This work addresses the limitations of conventional scene graph generation methods, which typically frame the task as a one-shot deterministic classification and thus fail to capture the joint dynamic generation of objects and their relationships. The paper introduces flow matching to this domain for the first time, reformulating it as a continuous-time optimal transport problem in a hybrid discrete-continuous state space. Starting from a noisy graph, the model progressively generates complete scene graphs—integrating geometric (bounding boxes) and semantic (object categories and predicates) information—guided by image-conditioned signals. The approach combines VQ-VAE quantization, a graph Transformer, and a unified continuous-discrete flow objective to enable efficient message passing and few-step inference. Evaluated on Visual Genome and PSG benchmarks under both closed-set and open-vocabulary settings, the method achieves consistent improvements of approximately 3 points in predicate recall and graph-level metrics, significantly outperforming existing approaches.

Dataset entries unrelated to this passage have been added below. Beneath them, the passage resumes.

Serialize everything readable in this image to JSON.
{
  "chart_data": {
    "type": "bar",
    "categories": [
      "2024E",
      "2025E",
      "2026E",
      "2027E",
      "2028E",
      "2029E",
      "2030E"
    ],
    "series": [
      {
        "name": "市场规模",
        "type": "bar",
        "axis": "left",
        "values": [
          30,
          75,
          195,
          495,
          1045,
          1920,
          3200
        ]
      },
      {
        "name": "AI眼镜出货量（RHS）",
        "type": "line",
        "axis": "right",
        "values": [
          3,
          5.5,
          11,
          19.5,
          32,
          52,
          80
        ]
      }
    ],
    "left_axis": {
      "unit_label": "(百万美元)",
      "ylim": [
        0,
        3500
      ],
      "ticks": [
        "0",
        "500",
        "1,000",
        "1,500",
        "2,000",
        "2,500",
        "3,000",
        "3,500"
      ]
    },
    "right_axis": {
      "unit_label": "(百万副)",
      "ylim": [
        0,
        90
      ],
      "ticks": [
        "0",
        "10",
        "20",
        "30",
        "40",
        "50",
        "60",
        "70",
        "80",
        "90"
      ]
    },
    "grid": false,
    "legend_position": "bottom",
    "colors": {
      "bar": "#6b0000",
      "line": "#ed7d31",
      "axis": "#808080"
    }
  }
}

Scene Graph Generation (SGG) unifies object localization and visual relationship reasoning by predicting boxes and subject-predicate-object triples. Yet most pipelines treat SGG as a one-shot, deterministic classification problem rather than a genuinely progressive, generative task. We propose FlowSG, which recasts SGG as continuous-time transport on a hybrid discrete-continuous state: starting from a noised graph, the model progressively grows an image-conditioned scene graph through constraint-aware refinements that jointly synthesize nodes (objects) and edges (predicates). Specifically, we first leverage a VQ-VAE to quantize a scene graph (e.g., continuous visual features) into compact, predictable tokens; a graph Transformer then (i) predicts a conditional velocity field to transport continuous geometry (boxes) and (ii) updates discrete posteriors for categorical tokens (object features and predicate labels), coupling semantics and geometry via flow-conditioned message aggregation. Training combines flow-matching losses for geometry with a discrete-flow objective for tokens, yielding few-step inference and plug-and-play compatibility with standard detectors and segmenters. Extensive experiments on VG and PSG under closed- and open-vocabulary protocols show consistent gains in predicate R/mR and graph-level metrics, validating the mixed discrete-continuous generative formulation over one-shot classification baselines, with an average improvement of about 3 points over the state-of-the-art USG-Par.